In response, some organizations have adopted AR technologies to maintain business continuity while mitigating any impacts on health. Remote assistance using AR enables experts to connect with on-site users in real-time to offer guidance involving inspection, repair, or maintenance – all within the context of real applications. The opportunity to digitally augment real-world images from a remote location greatly enhances the clarity of communication and improves collaboration. The same technology is even being used for after-sales training with users and operators.
Consider the case of maintenance, repair and overhaul (MRO). MRO activities are not only among the most critical areas of engineering for economic growth and industrial operations; they are also ideal candidates for AR in both developed and developing economies. The global market for AR in MRO was valued at $403.3 million in 2018 and is expected to reach $3.3 billion by 2024, growing at a CAGR of 42.1% during the forecast period 2018-2024.
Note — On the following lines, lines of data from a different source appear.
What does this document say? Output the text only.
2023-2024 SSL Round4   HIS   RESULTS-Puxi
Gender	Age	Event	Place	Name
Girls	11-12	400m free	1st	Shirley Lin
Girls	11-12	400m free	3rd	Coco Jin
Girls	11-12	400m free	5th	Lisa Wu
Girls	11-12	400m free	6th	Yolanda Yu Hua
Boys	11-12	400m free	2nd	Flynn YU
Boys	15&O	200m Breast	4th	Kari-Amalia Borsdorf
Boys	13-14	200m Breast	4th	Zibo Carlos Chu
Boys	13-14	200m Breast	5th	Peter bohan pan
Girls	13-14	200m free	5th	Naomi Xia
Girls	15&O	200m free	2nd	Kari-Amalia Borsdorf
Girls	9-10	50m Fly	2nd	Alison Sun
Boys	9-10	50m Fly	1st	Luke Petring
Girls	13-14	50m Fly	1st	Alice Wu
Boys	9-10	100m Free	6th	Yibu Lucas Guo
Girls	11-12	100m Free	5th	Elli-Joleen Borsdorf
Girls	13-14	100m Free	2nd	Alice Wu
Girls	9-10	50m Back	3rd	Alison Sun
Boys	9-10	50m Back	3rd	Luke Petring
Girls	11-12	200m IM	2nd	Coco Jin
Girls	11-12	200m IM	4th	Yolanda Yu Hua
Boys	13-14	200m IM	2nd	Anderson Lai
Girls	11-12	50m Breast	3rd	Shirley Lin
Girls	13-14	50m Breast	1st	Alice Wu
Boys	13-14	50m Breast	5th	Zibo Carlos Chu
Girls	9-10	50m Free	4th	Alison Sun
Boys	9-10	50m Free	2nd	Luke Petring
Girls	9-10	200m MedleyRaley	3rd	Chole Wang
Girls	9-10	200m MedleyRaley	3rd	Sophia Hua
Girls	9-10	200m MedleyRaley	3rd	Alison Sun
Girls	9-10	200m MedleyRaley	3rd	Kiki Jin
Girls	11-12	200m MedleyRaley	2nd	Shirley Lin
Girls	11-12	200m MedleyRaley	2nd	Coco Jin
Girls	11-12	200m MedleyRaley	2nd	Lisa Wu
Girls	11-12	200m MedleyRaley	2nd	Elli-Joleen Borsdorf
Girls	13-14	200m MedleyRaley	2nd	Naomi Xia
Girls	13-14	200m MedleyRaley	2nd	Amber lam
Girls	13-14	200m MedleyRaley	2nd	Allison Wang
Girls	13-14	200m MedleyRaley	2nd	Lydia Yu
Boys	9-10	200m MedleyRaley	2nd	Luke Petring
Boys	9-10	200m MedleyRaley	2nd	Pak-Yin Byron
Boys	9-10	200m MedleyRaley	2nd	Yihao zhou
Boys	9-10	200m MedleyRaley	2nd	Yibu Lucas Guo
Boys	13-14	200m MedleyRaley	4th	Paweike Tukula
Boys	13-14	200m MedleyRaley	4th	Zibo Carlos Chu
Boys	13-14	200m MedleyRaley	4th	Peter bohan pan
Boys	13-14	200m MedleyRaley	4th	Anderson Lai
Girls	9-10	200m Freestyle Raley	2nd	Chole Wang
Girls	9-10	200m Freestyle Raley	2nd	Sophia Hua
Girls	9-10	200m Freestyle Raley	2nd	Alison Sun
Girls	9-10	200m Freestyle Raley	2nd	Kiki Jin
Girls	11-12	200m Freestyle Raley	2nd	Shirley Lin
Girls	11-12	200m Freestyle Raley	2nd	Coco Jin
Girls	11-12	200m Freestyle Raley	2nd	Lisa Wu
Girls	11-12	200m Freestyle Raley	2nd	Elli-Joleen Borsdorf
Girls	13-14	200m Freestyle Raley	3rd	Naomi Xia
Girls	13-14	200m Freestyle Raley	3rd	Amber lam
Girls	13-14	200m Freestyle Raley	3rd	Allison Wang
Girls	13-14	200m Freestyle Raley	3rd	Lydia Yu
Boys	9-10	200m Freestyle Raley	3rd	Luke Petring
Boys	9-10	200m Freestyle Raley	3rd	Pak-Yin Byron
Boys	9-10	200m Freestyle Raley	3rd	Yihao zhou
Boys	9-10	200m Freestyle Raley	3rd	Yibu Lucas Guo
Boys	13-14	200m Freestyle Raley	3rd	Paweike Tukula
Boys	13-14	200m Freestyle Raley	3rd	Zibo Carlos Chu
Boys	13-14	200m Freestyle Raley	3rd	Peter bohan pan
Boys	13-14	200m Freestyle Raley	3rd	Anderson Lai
At the same time, however, using AR in a safe, productive and consistent manner in a factory setting requires changing plant operating procedures. For example, distinguishing operations that need to be done on-site from those that can be done remotely; providing protective equipment to frontline workers; revisiting workplace safety practices; managing production schedules with staggered shifts to meet social distancing requirements; leveraging automation and remote monitoring technologies; and implementing contactless systems such as AR to minimize touch and provide workforce training.
There will come a time when the pandemic will have faded into history. But, legacies of the response to coronavirus, including AR, will almost certainly continue, expand, and accelerate the transformation now underway toward a more resilient, more adaptable, more digital industrial future.